Слепой, отказывая себе во всем, копит деньги на сюрприз для Чернооковой-Окской, когда она снова приедет из Иркутска на гастроли. Сюрприз этот окутан тайной, и мне не хочется просить деньги у слепого даже ради своей безопасности, раз дело идет о сюрпризе для Чернооковой-Окской, чувство к которой мы безуспешно пытаемся разделить.

Время замедляется по законам сна. Но зеленоглазый подросток-увы!-не снится мне, он до безумия реален, так же как бритва, которую он держит в давно не мытой руке.
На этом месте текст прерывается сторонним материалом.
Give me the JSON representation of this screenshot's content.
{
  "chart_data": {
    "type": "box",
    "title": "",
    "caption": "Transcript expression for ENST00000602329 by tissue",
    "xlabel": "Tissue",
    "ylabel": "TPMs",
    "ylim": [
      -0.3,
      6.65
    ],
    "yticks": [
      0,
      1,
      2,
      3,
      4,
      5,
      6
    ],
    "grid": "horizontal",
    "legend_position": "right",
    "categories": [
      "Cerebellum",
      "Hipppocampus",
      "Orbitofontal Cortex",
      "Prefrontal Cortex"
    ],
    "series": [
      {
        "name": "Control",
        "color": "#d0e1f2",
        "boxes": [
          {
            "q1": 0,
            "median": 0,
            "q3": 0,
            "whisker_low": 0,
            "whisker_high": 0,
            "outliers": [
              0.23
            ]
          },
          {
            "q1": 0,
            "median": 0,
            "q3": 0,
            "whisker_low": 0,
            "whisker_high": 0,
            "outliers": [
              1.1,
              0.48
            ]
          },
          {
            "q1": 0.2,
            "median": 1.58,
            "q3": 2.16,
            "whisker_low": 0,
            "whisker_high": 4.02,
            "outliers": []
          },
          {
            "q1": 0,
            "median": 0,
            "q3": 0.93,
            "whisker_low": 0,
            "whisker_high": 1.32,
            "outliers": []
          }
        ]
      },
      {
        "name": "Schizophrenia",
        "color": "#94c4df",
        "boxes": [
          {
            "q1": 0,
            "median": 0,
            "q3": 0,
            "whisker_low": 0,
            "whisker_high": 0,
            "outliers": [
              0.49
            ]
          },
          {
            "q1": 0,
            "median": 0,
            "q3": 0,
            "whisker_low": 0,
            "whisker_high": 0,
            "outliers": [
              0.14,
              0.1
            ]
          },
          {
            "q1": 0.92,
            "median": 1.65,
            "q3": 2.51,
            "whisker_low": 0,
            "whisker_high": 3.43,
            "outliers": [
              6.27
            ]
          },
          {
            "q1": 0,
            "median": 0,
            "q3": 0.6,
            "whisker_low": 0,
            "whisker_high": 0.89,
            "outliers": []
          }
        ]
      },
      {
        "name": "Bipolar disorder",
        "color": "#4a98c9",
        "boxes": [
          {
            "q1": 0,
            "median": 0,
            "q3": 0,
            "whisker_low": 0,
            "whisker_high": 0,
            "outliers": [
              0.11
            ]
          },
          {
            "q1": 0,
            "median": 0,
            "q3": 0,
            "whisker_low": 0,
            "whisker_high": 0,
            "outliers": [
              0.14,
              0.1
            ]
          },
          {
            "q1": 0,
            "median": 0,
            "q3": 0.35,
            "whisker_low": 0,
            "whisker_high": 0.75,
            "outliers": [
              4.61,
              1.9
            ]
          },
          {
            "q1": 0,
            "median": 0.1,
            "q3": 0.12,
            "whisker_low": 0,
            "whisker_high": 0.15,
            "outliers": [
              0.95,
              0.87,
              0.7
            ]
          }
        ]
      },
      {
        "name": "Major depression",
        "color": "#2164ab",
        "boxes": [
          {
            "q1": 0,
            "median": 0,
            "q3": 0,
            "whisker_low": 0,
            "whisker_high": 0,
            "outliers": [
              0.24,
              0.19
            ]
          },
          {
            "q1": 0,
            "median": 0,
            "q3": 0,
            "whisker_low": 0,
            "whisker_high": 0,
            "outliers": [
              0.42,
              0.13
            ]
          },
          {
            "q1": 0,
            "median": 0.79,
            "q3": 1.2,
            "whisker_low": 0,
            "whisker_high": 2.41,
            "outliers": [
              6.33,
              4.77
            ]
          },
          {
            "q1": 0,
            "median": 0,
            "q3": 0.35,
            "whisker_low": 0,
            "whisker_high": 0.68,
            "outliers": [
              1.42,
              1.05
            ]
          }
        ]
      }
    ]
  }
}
Остальные хулиганы с нарочитой безучастностью внимают необычайно замедлившейся минуте, казалось уже готовой превратиться в вечность.

"Не убьет же он меня,-думаю я,-до убийства еще дело не доходило".

Хулиган неохотно и лениво опускает руку с бритвой и брезгливо говорит мне:

- Ну ладно. Отложим до следующего раза,

Дома расступаются, замкнувшееся пространство размыкается и пропускает меня. Какими просторными кажутся улицы. Я не иду, а бегу, лечу, чувствуя себя почти счастливым.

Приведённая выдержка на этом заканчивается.